A legal battle into claims that a law firm wrongly allowed the identity of cricket great Sir Donald Bradman to be exploited as a "brand name like Mickey Mouse" was settled out of court Wednesday.
Bradman's son, John, and two other executors of the late Australian test captain's estate sued law firm Allens Arthur Robinson alleging it was negligent in assigning the cricketer's name to the Bradman Foundation, a non-profit charitable trust set up in 1987.
John Bradman's displeasure became public in 2005 when the foundation licensed a food company to market "Bradman" chocolate chip cookies in India.
The family at the time described Bradman as "a loved and missed family member, not a brand name like Mickey Mouse".
The foundation countered that it had confidence Bradman would have approved of the venture.
After lengthy delays, the case was due to go to trial on Tuesday in the South Australian Supreme Court, but proceedings were again delayed as the parties entered negotiations. On Wednesday the court was told the parties had agreed to settle.

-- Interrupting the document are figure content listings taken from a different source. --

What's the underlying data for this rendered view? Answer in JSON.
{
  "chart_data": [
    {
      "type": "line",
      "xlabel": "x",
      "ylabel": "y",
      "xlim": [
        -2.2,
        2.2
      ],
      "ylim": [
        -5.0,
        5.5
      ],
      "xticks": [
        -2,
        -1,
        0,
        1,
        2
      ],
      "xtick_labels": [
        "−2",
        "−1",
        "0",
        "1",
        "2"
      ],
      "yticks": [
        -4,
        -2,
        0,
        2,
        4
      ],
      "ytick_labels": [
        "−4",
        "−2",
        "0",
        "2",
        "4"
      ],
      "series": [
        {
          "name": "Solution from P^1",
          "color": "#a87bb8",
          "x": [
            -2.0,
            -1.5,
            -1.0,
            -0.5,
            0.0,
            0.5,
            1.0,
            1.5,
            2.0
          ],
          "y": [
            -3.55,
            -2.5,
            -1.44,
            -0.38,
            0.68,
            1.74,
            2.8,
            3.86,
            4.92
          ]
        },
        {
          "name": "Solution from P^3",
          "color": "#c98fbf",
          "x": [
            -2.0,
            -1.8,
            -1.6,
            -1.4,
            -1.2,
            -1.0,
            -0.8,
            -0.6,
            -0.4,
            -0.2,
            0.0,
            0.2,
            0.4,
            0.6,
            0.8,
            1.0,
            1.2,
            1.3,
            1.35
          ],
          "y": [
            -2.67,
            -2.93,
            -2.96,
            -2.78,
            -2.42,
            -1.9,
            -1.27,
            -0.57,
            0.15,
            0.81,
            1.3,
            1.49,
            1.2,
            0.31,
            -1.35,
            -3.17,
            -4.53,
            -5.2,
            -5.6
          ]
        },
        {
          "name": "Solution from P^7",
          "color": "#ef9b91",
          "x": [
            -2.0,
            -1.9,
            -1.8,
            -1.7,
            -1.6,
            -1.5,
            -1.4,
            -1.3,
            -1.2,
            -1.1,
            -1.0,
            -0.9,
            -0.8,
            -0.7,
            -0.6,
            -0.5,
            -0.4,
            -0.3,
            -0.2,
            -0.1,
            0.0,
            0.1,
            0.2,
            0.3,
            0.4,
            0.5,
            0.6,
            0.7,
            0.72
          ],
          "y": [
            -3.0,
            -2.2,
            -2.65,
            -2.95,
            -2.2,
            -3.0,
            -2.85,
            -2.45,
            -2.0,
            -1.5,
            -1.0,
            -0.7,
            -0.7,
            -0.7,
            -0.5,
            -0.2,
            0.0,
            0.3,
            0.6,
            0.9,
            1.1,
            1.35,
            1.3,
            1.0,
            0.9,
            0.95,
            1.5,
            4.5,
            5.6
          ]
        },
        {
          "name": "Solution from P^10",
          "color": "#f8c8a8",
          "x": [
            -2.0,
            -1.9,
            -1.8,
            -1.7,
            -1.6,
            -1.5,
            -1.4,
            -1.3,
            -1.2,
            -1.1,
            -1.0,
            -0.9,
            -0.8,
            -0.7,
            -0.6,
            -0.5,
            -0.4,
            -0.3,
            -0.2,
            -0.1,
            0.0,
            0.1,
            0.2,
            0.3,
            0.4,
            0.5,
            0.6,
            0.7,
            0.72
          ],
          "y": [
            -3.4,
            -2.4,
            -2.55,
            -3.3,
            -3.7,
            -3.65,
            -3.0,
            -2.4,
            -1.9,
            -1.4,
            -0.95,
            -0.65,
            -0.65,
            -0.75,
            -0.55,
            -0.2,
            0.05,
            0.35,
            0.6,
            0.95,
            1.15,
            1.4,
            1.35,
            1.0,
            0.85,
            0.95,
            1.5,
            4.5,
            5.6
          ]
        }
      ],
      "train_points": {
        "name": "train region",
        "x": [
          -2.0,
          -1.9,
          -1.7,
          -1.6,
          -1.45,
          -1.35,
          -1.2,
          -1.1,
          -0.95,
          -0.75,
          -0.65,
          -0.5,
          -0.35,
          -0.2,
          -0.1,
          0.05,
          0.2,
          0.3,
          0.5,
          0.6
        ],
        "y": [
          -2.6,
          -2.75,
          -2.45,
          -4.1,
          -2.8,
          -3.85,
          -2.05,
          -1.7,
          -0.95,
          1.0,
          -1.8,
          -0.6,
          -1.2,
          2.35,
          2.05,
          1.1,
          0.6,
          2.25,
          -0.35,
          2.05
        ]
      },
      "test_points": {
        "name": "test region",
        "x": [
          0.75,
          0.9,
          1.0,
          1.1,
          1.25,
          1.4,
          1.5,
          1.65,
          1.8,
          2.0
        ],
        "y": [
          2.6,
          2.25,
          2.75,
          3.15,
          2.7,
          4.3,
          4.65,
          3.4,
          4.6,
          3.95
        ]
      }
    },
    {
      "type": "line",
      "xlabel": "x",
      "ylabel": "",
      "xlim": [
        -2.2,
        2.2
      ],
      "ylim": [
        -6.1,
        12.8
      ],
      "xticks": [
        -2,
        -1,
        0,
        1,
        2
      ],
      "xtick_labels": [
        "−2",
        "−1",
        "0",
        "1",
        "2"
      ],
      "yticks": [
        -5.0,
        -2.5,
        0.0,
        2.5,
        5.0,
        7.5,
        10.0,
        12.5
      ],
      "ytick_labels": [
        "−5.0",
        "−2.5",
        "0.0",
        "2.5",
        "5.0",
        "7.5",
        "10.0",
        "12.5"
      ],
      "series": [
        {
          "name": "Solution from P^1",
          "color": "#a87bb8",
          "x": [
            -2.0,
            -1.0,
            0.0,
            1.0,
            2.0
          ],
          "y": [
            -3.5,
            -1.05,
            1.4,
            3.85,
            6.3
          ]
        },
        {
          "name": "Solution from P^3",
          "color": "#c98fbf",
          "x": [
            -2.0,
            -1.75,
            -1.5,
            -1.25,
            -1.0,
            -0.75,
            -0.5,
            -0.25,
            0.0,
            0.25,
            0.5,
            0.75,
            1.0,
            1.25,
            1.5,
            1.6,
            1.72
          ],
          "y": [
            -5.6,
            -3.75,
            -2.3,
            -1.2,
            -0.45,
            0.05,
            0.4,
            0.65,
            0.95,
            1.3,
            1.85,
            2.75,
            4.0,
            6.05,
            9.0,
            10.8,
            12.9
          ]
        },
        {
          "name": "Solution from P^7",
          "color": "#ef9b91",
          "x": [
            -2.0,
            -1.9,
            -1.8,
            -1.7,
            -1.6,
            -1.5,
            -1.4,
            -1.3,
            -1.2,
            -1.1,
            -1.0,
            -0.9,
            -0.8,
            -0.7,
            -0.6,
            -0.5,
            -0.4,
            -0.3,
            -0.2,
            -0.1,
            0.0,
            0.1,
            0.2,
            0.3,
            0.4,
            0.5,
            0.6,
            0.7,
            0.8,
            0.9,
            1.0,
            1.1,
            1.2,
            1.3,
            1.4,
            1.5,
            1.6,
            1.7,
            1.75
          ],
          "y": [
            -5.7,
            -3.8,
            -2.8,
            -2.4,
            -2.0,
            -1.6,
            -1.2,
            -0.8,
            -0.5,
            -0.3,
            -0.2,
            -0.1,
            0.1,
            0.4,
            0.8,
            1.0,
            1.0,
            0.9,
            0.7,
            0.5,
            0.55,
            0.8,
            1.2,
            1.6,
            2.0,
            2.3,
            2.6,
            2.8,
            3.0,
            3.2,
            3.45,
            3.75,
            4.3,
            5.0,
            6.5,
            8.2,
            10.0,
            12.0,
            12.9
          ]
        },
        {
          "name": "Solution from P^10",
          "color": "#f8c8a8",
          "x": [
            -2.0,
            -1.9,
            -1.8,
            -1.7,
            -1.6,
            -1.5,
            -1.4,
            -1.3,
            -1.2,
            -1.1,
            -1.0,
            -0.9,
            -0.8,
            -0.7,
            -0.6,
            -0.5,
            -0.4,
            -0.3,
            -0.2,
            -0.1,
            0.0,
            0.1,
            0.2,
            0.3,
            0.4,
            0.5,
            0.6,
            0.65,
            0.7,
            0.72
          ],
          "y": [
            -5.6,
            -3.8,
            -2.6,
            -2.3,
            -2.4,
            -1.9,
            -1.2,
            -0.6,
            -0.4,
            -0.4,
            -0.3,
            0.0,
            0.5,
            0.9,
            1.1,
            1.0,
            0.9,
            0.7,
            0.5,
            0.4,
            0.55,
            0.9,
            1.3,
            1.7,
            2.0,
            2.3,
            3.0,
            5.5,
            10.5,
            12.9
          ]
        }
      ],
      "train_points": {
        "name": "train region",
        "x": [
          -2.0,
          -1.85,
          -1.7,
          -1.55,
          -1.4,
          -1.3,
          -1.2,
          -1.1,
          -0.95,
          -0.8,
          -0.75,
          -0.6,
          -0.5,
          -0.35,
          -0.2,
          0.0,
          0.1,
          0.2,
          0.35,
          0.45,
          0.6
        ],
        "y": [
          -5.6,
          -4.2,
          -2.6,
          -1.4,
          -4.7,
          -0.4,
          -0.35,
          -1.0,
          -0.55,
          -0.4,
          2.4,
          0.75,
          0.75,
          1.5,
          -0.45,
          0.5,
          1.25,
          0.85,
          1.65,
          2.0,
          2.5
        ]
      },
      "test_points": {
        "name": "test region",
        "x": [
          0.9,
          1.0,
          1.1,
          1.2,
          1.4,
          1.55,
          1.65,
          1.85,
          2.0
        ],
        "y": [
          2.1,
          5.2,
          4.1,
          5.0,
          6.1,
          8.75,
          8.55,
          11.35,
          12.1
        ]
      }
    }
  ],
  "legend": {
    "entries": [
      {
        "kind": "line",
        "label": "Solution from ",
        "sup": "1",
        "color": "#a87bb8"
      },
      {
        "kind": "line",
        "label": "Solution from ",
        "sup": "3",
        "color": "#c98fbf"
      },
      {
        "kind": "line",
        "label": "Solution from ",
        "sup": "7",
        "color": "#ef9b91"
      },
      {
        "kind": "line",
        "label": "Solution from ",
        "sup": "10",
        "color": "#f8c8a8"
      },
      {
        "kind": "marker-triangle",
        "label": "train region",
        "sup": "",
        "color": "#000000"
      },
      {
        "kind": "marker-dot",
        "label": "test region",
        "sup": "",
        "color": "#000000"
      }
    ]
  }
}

John Bradman said the terms of settlement were confidential and no further media comment would be made.
He told reporters outside the court he was pleased the legal battle was finally over.
"This has been a long-running matter which has been very important to the Bradman family and we are very pleased with the outcome," he said.
Don Bradman, often referred to as "the Don," died in February 2001 aged 92. He is widely acknowledged as the greatest batsman of all time with a phenomenal test average of 99.94 runs from 52 matches. He scored 29 centuries and 13 half centuries with a top score of 334.
Don Bradman continues to attract a cult following among cricket fans, particularly in the subcontinent despite never playing a test there. In five tests against India in Australia in the last year of his international career, he scored four centuries and averaged 178.75.
The Bradman Foundation is dedicated to honoring Bradman's contribution to cricket and runs the International Cricket Hall of Fame in Bowral, south of Sydney.